California State Sen. Noreen Evans wants any food that contains a genetically modified ingredient to have a special label declaring it - unless the product is alcohol.

It's an odd exemption. The public apparently wants organic, non-GMO beer and even Whole Foods is getting into the Organic Beer Business. Plus, if the issue with GMOs is safety and awareness why should alcohol be exempt?  The verbiage of Senate Bill No. 1381 says GMOs are misbranded if they are not declared and that is a violation of the Sherman Food, Drug, and Cosmetic Law, so why are restaurants and bake sales and cafeterias exempt? 

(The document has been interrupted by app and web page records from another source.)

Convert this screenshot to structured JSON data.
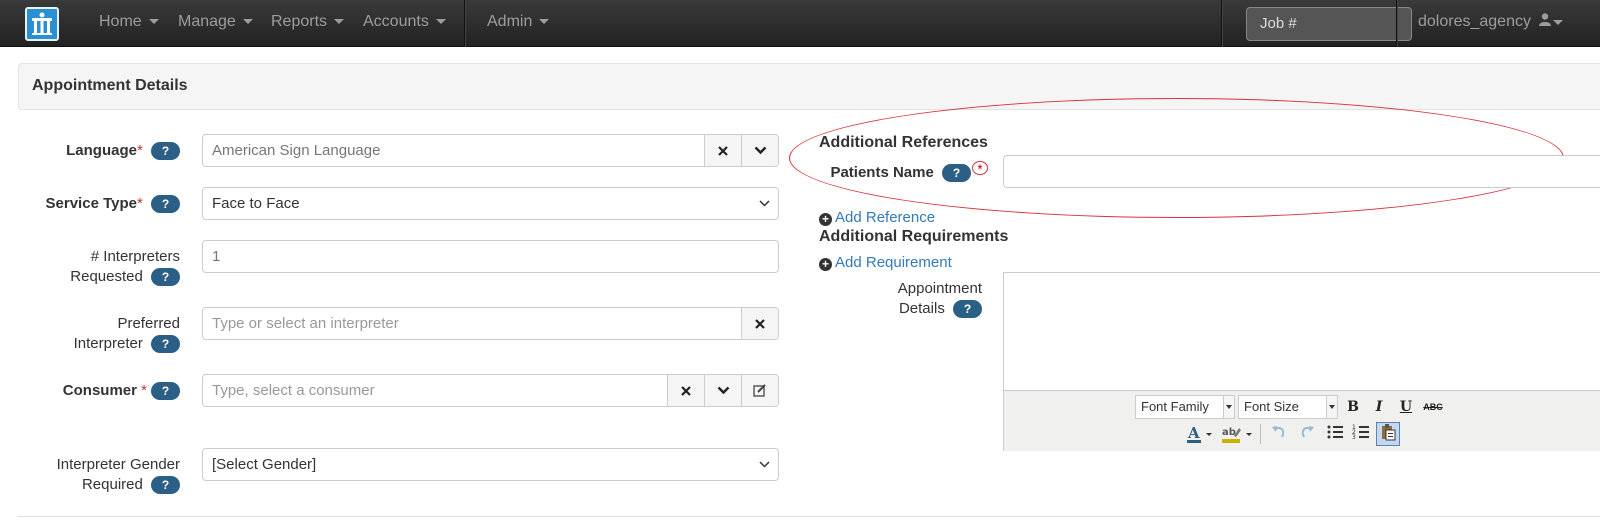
{
  "navbar": {
    "menu": [
      {
        "label": "Home"
      },
      {
        "label": "Manage"
      },
      {
        "label": "Reports"
      },
      {
        "label": "Accounts"
      },
      {
        "label": "Admin"
      }
    ],
    "job_placeholder": "Job #",
    "user": "dolores_agency",
    "icons": {
      "logo": "app-logo-icon",
      "user": "user-icon"
    }
  },
  "panel": {
    "title": "Appointment Details"
  },
  "form": {
    "language": {
      "label": "Language",
      "value": "American Sign Language"
    },
    "service_type": {
      "label": "Service Type",
      "value": "Face to Face"
    },
    "interpreters": {
      "label_line1": "# Interpreters",
      "label_line2": "Requested",
      "value": "1"
    },
    "preferred": {
      "label_line1": "Preferred",
      "label_line2": "Interpreter",
      "placeholder": "Type or select an interpreter"
    },
    "consumer": {
      "label": "Consumer",
      "placeholder": "Type, select a consumer"
    },
    "gender": {
      "label_line1": "Interpreter Gender",
      "label_line2": "Required",
      "value": "[Select Gender]"
    },
    "required_mark": "*",
    "help_text": "?"
  },
  "right": {
    "additional_references": "Additional References",
    "patients_name_label": "Patients Name",
    "add_reference": "Add Reference",
    "additional_requirements": "Additional Requirements",
    "add_requirement": "Add Requirement",
    "appointment_details_line1": "Appointment",
    "appointment_details_line2": "Details"
  },
  "editor": {
    "font_family": "Font Family",
    "font_size": "Font Size",
    "buttons": {
      "bold": "B",
      "italic": "I",
      "underline": "U",
      "strike": "ABC"
    }
  },
  "colors": {
    "accent": "#337ab7",
    "help_badge": "#2c5f85",
    "annotation": "#d9333a",
    "required": "#c9302c"
  }
}
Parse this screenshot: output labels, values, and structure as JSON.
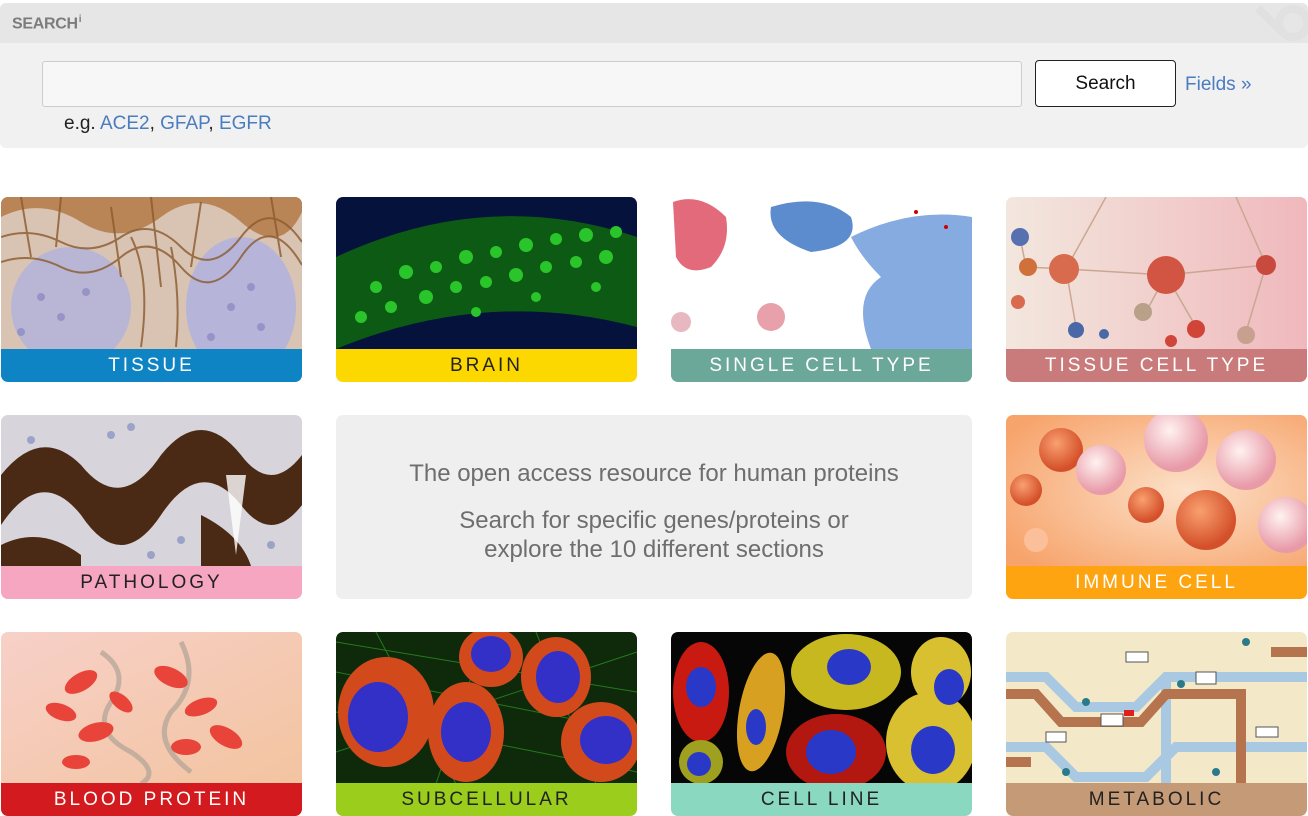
{
  "search": {
    "title": "SEARCH",
    "info_marker": "i",
    "placeholder": "",
    "value": "",
    "button_label": "Search",
    "fields_link": "Fields »",
    "example_prefix": "e.g.",
    "examples": [
      "ACE2",
      "GFAP",
      "EGFR"
    ]
  },
  "info": {
    "line1": "The open access resource for human proteins",
    "line2": "Search for specific genes/proteins or",
    "line3": "explore the 10 different sections"
  },
  "tiles": [
    {
      "label": "TISSUE",
      "color": "#0f84c4"
    },
    {
      "label": "BRAIN",
      "color": "#fcd800"
    },
    {
      "label": "SINGLE CELL TYPE",
      "color": "#6ca899"
    },
    {
      "label": "TISSUE CELL TYPE",
      "color": "#c97b7b"
    },
    {
      "label": "PATHOLOGY",
      "color": "#f6a6c0"
    },
    {
      "label": "IMMUNE CELL",
      "color": "#fea410"
    },
    {
      "label": "BLOOD PROTEIN",
      "color": "#d31a1f"
    },
    {
      "label": "SUBCELLULAR",
      "color": "#9acd1c"
    },
    {
      "label": "CELL LINE",
      "color": "#8ad8c0"
    },
    {
      "label": "METABOLIC",
      "color": "#c59a76"
    }
  ]
}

It isn't because Alcohol, Tobacco and Firearms manages labels federally, as some anti-science activists rationalize, because the FDA obviously does the same thing with food labels. States can go above and beyond that, Pennsylvania even owns all the booze stores in its state, so there may be a more practical reason.

Activists want labels but do not want to run up against a giant, organized industry that will spend tens of millions of dollars against them. Napa County’s Local Food Advisory Council  is suddenly just fine with GMO labeling - because their business is now exempt. 

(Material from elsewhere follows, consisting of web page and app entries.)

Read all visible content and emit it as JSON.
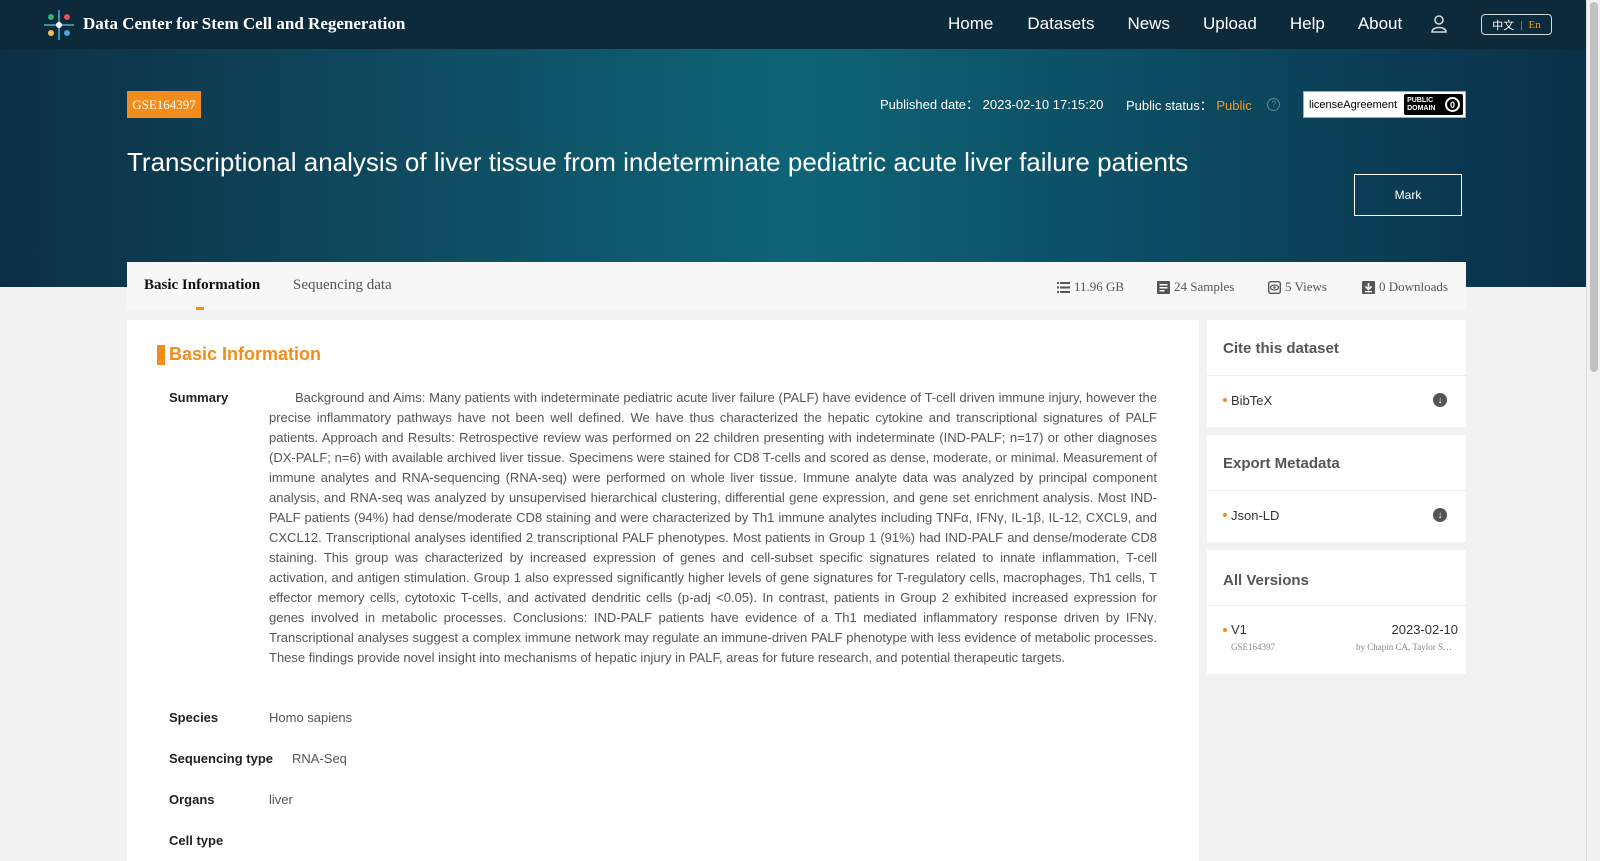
{
  "navbar": {
    "brand": "Data Center for Stem Cell and Regeneration",
    "links": [
      "Home",
      "Datasets",
      "News",
      "Upload",
      "Help",
      "About"
    ],
    "lang_zh": "中文",
    "lang_sep": "|",
    "lang_en": "En"
  },
  "hero": {
    "accession": "GSE164397",
    "published_label": "Published date：",
    "published_value": "2023-02-10 17:15:20",
    "status_label": "Public status：",
    "status_value": "Public",
    "license_text": "licenseAgreement",
    "license_badge_line1": "PUBLIC",
    "license_badge_line2": "DOMAIN",
    "title": "Transcriptional analysis of liver tissue from indeterminate pediatric acute liver failure patients",
    "mark_label": "Mark"
  },
  "tabs": {
    "active": "Basic Information",
    "inactive": "Sequencing data"
  },
  "stats": {
    "size": "11.96 GB",
    "samples": "24 Samples",
    "views": "5 Views",
    "downloads": "0 Downloads"
  },
  "basic_info": {
    "section_title": "Basic Information",
    "summary_label": "Summary",
    "summary": "Background and Aims: Many patients with indeterminate pediatric acute liver failure (PALF) have evidence of T-cell driven immune injury, however the precise inflammatory pathways have not been well defined. We have thus characterized the hepatic cytokine and transcriptional signatures of PALF patients. Approach and Results: Retrospective review was performed on 22 children presenting with indeterminate (IND-PALF; n=17) or other diagnoses (DX-PALF; n=6) with available archived liver tissue. Specimens were stained for CD8 T-cells and scored as dense, moderate, or minimal. Measurement of immune analytes and RNA-sequencing (RNA-seq) were performed on whole liver tissue. Immune analyte data was analyzed by principal component analysis, and RNA-seq was analyzed by unsupervised hierarchical clustering, differential gene expression, and gene set enrichment analysis. Most IND-PALF patients (94%) had dense/moderate CD8 staining and were characterized by Th1 immune analytes including TNFα, IFNγ, IL-1β, IL-12, CXCL9, and CXCL12. Transcriptional analyses identified 2 transcriptional PALF phenotypes. Most patients in Group 1 (91%) had IND-PALF and dense/moderate CD8 staining. This group was characterized by increased expression of genes and cell-subset specific signatures related to innate inflammation, T-cell activation, and antigen stimulation. Group 1 also expressed significantly higher levels of gene signatures for T-regulatory cells, macrophages, Th1 cells, T effector memory cells, cytotoxic T-cells, and activated dendritic cells (p-adj <0.05). In contrast, patients in Group 2 exhibited increased expression for genes involved in metabolic processes. Conclusions: IND-PALF patients have evidence of a Th1 mediated inflammatory response driven by IFNγ. Transcriptional analyses suggest a complex immune network may regulate an immune-driven PALF phenotype with less evidence of metabolic processes. These findings provide novel insight into mechanisms of hepatic injury in PALF, areas for future research, and potential therapeutic targets.",
    "species_label": "Species",
    "species": "Homo sapiens",
    "seqtype_label": "Sequencing type",
    "seqtype": "RNA-Seq",
    "organs_label": "Organs",
    "organs": "liver",
    "celltype_label": "Cell type"
  },
  "sidebar": {
    "cite_title": "Cite this dataset",
    "cite_item": "BibTeX",
    "export_title": "Export Metadata",
    "export_item": "Json-LD",
    "versions_title": "All Versions",
    "version": {
      "name": "V1",
      "date": "2023-02-10",
      "accession": "GSE164397",
      "by": "by Chapin CA, Taylor S…"
    }
  },
  "colors": {
    "accent": "#f28c1a",
    "navbar": "#0c2a3a"
  },
  "icons": [
    "logo-icon",
    "user-icon",
    "help-icon",
    "list-icon",
    "samples-icon",
    "views-icon",
    "downloads-icon",
    "download-circle-icon"
  ]
}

Californians are afraid of progress. And science. And Democratic politicians won't stop until they ban what they fear.

In other words, it may not be about protecting people or awareness, it may once again be about the politicization of science. Look for homeopaths, anti-vaccine groups and the $29 billion Big Organic conglomerate to join the fray against science once again. Oh, and Professor Marion Nestle, who is a molecular biologist, and so should know better, but latches onto every food fad that comes along.

Despite the perception that a few companies monopolize the GMO market, in reality Whole Foods has a greater monopoly in its market than ConAgra or anyone else in food - but organic food and its allies in the homeopathy and alternative medicine worlds know that the large  companies they demonize are only going to take a tangential interest, unlike if they included beer and wine in their awareness initiative.  Labels will not directly affect the revenue of ADM or Monsanto. It is food producers alone who will have to pay the cost and endure the lawsuits and that means only consumers will pay more for this intellectual placebo.

Kent Bradford, professor of plant science and director of the Seed Biotechnology Center at U.C. Davis, tried to be the voice of science but no one is listening to reason. He lives in a town where they want to ban fluoride too. The residents of Davis are squarely against GMOs.

The Proposition 37 referendum in California failed because the public has seen this kind of lawyer-sponsored silliness before; the pointless cancer-causing chemicals signs in every business that have protected no one and made attorneys rich. The list of exemptions under Prop 37 was arbitrary and dizzying - organic food was exempt, alcohol was exempt, meat, cheese, dairy and eggs were exempt, restaurants and baked goods were exempt. 

Like Prop 37, this is a lawyer's bill rather than a consumer one - it allows any resident of the state to bring a lawsuit and ask for damages even if there is no evidence of harm. The problem for the groups behind Prop 37 was that voters got to decide. And so activists behind this bill wanted to prevent that and get Democrats to use their supermajority to pass this without public debate - but they did not foresee that the corruption by other California State Senators would cost them that supermajority, so now Democrats would have to negotiate with Republicans who side with science in order for this to pass.

Evans pretends to be impartial: “I want to be very clear: This bill doesn't ban anything. It simply requires labeling. It's agnostic on whether GMOs are good, or whether they are bad.”

Why not saddle all bread with a giant gluten warning label then? Gluten can kill people with Celiac disease whereas GMO foods have never even given anyone a stomachache. It is not "agnostic" to say Pi =3 and put a warning label on math books, it is actually wrong, just like it is wrong to claim that a warning label on genetically modified food is not meant to create market share for organic food (which would somehow be exempt from the law simply by buying a sticker) using the force of government.

Democrats let this get out of committee because they are for this and only the tiny Republican minority is in opposition. Genetic modification is only mildly a part of government-funded academia so they are not worked into the same levels of outrage as they would be if 52 Republicans in Congress were trying to get the federal government to put labels on GMOs, rather than 52 Democrats.

And that's a shame, because it lends to the belief that science academia puts politics before science. Private sector science knows enough to be worried if either party gets a way to legislate the nature of science and reason.